Prospective parents and perfectionism
Last week, I interviewed marketing powerhouse Amy Halvorsen about her journey to motherhood, and she talked about the challenge of perfectionism for prospective parents. It was one of the things that made her afraid of becoming a mother.
I strongly relate. During my many years of uncertainty about the decision, I struggled with the notion of parenting perfection. Everywhere I go in life, I feel the weight in my chest of my own internal critic, ready and willing to tell me how I don’t measure up.
I find perfection to be one of the most misunderstood words in our language. We use the term like it’s real—the product of hard work and training. In reality, perfection doesn’t exist. Perfect is an ideal that dresses up as nice but is actually one of the meanest out there. A beacon of internal cruelty.

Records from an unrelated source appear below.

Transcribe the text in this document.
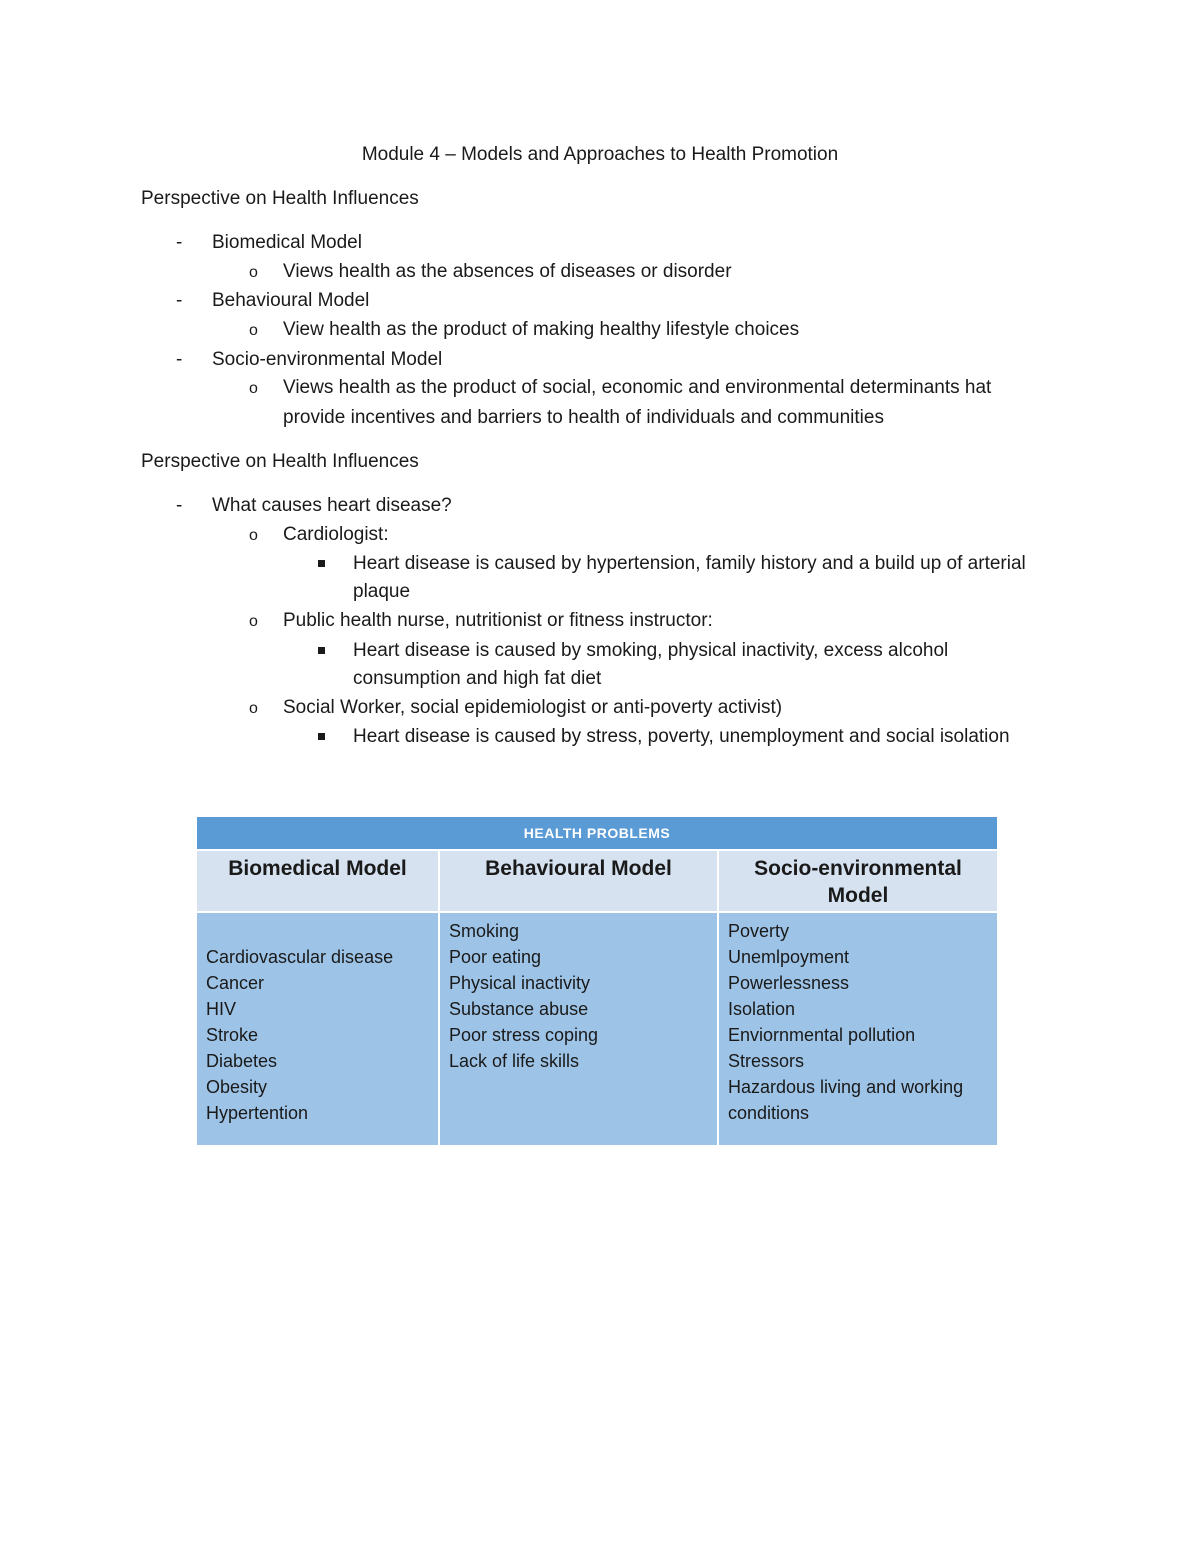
Module 4 – Models and Approaches to Health Promotion
Perspective on Health Influences
- Biomedical Model
o Views health as the absences of diseases or disorder
- Behavioural Model
o View health as the product of making healthy lifestyle choices
- Socio-environmental Model
o Views health as the product of social, economic and environmental determinants hat
provide incentives and barriers to health of individuals and communities
Perspective on Health Influences
- What causes heart disease?
o Cardiologist:
Heart disease is caused by hypertension, family history and a build up of arterial
plaque
o Public health nurse, nutritionist or fitness instructor:
Heart disease is caused by smoking, physical inactivity, excess alcohol
consumption and high fat diet
o Social Worker, social epidemiologist or anti-poverty activist)
Heart disease is caused by stress, poverty, unemployment and social isolation
HEALTH PROBLEMS
Biomedical Model	Behavioural Model	Socio-environmental
Model

Cardiovascular disease
Cancer
HIV
Stroke
Diabetes
Obesity
Hypertention
Smoking
Poor eating
Physical inactivity
Substance abuse
Poor stress coping
Lack of life skills
Poverty
Unemlpoyment
Powerlessness
Isolation
Enviornmental pollution
Stressors
Hazardous living and working
conditions
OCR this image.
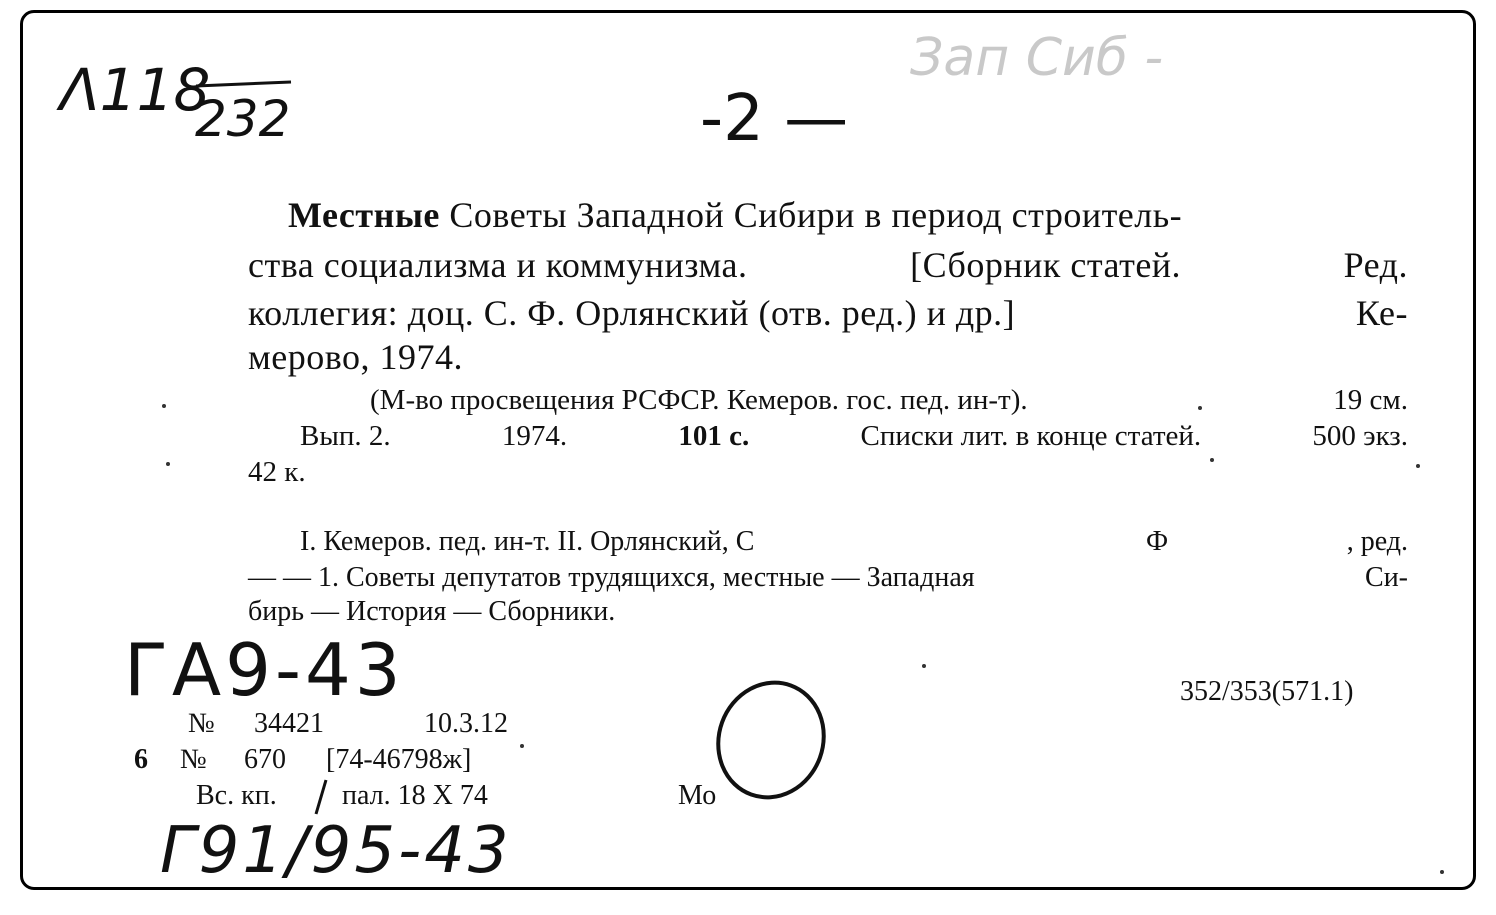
Λ118
232	-2 —
Зап Сиб -
Местные Советы Западной Сибири в период строитель-
ства социализма и коммунизма.	[Сборник статей.	Ред.
коллегия: доц. С. Ф. Орлянский (отв. ред.) и др.]	Ке-
мерово, 1974.
(М-во просвещения РСФСР. Кемеров. гос. пед. ин-т).	19 см.
Вып. 2.	1974.	101 с.	Списки лит. в конце статей.	500 экз.
42 к.
I. Кемеров. пед. ин-т. II. Орлянский, С	Ф	, ред.
— — 1. Советы депутатов трудящихся, местные — Западная	Си-
бирь — История — Сборники.
352/353(571.1)
№ 34421	10.3.12
6 № 670 [74-46798ж]
Вс. кп. пал. 18 X 74	Мо
ГА9-43
Г91/95-43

I never pretended that I could be a perfect parent. I knew that, like every parent, I would make mistakes.
My biggest fear wasn’t of making mistakes in parenthood, but of the way I would talk to myself about them. I knew that I could be kind and generous to my kid, but if I wasn’t kind and generous to myself, my kid would know it. Even worse, my kid would mirror it.
My fear, in other words, wasn’t of being an imperfect parent. It was of being a perfectionist parent.
A big part of my decision to try to have a baby was about surrender. And a big part of what I knew I needed to lay to the side was perfectionism.
I can say now, after having a baby, that surrendering is even harder than I thought. It’s a daily practice of playing catch—trying to catch the mean ways I talk to myself and grab at my sides in anger when I don’t think I measure up, trying to catch them earlier and more often, and having grace with myself when I don’t.